"Muntagnin”, “terùn” o “studènt”, le braccia nei campi di Saluzzo servono a migliaia – negli anni Settanta si parla di 4.000 lavoratori – ma non devono parlare, tantomeno avanzare pretese. Nel 1978 con la cosiddetta “Operazione Pesche” a regia Democrazia Proletaria e Lotta Continua, sono proprio gli studenti accampati ai margini della città a scaldarsi contro lo sfruttamento diffuso, il lavoro nero e le condizioni abitative insalubri dei braccianti che, quando gli va bene, vengono ospitati nelle stalle delle cascine. Come si legge in una lettera aperta indirizzata al Sindaco di Saluzzo, “il problema si pone oggi e si ripresenterà fino a che esisterà lavoro stagionale nella nostra zona”. (…). Fin dalla metà degli anni Novanta un tassello fondamentale nella catena del valore è svolto dall’intermediazione delle Organizzazioni di Produttori dove confluisce tutta la frutta delle aziende affiliate, che viene conservata nei magazzini di stoccaggio e poi rivenduta: il valore della produzione è concentrato per l’81% in quattro OP. Il modo di produzione capitalistico, a cui i grandi terrieri locali si sono tenacemente votati portando con sé tutti gli altri più piccoli, premia dunque la progressiva concentrazione di terre, tecnologie, capitali e determina che il profitto si ottenga espropriando chi sta più in basso nella filiera, fino all’ultimo anello, i lavoratori stagionali. Lo sradicamento dell’agricoltura e della cultura contadina è giunto a compimento. (da “A Saluzzo l’unico bracciante buono è il bracciante morto“, 2022)
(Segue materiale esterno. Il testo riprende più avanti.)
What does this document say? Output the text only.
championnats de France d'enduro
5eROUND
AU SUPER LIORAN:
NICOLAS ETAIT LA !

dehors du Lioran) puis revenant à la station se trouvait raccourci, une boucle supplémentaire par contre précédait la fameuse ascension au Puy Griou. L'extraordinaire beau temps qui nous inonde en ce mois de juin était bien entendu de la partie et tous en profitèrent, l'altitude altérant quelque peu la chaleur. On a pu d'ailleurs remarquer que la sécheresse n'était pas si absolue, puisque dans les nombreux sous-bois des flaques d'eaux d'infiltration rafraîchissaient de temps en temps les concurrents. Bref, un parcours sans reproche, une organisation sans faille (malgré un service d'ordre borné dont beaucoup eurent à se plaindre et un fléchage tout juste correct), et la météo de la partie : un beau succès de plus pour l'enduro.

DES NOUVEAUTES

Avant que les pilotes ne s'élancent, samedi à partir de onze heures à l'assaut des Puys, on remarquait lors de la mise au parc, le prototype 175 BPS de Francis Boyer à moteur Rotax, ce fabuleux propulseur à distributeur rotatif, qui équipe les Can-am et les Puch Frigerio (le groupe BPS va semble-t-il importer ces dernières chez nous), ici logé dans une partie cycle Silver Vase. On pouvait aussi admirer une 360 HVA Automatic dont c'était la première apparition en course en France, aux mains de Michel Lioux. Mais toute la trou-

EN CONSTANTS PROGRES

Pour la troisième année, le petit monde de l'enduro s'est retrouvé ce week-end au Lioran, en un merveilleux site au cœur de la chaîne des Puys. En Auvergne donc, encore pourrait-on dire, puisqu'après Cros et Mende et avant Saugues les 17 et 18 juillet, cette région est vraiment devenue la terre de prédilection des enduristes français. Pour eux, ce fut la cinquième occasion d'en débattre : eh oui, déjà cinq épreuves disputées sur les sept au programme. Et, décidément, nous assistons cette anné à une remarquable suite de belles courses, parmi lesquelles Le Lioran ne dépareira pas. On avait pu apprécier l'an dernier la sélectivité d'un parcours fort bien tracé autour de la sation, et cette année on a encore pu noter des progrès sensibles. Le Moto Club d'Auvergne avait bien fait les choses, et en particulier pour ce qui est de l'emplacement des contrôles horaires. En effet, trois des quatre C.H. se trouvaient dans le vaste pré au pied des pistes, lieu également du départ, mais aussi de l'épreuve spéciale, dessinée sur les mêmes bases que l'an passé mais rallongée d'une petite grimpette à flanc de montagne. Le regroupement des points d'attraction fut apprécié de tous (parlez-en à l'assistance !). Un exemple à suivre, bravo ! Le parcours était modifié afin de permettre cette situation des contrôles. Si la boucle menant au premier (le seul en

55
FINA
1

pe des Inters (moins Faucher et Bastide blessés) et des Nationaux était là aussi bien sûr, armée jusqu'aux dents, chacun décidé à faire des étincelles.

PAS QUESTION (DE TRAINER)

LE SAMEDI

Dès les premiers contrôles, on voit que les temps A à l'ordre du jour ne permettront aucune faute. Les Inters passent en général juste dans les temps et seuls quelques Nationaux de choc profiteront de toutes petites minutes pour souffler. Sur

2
Parole di un paio di anni fa, ma sempre attuali. La stagione frutticola nel terzo comparto nazionale, con un fatturato da capogiro, è in ritardo di un paio di settimane, le prime raccolte riguardano i mirtilli. Centinaia sono i braccianti già arrivati nel Saluzzese per i lavori preparatori, come il diradamento e la posa delle reti antigrandine. La stagione di raccolta nei campi che si sviluppano da
Revello a Cuneo, passando per Saluzzo, Lagnasco, Scarnafigi, Verzuolo, Fossano e Busca, vedrà impiegati 14 mila braccianti. Molti quelli che serviranno alle aziende per i “picchi di raccolta”: bacino di manodopera che deve essere disponibile ad essere sfruttato alla bisogna con paghe da fame. Poco importa se non hanno nemmeno un tetto sulla testa, come nel caso dei tanti che già oggi dormono all’addiaccio al Parco Gullino, basta che non alzino la testa. I filari di Saluzzo sono uno dei fronti della guerra interna.Una storia che si ripete da anni, anni in cui non sono mancate le lotte. A cambiare è la governance dello sfruttamento, che dalla costruzione della “emergenzialità” da invisibilizzare o gestire caritatevolmente è passata alla messa a valore sistemica. Una coalizione di istituzioni-padronato-privato sociale tramite la logica dei bandi fa transitare fondi europei, ministeriali, regionali e comunali direttamente nelle tasche di aziende e cooperative per “disciplinare” l’arrivo degli stagionali che strutturalmente l’agroindustria locale richiede, in linea con i dettami dell’investimento 2.2 del PNRR il cui commissario unico è stato recentemente nominato su proposta del Ministero dell’Interno. Non i “criminali” che hanno lasciato morire Satnam Singh e che il Ministro Lollobrigida ha prontamente cercato di isolare dal resto del comparto, ma i “buoni” che vogliono pacificare lo sfruttamento capitalistico tramite la polizia dei comportamenti e l’apertura di un nuovo business. Se poi ogni tanto ci scappa un morto, investito in bicicletta o ucciso da un macchinario, come Moussa Dembelè a Revello nel 2022, nessuno può negare che la civilissima Saluzzo sia un modello di accoglienza, mica come al sud!
Così, mentre il 31 gennaio, è stato approvato un protocollo di intesa tra il Comune di Saluzzo ed il Politecnico di Torino relativo all’agricoltura di precisione, i capitani di ventura locali possono serenamente continuare ad affinare le proprie armi all’avanguardia della guerra di classe.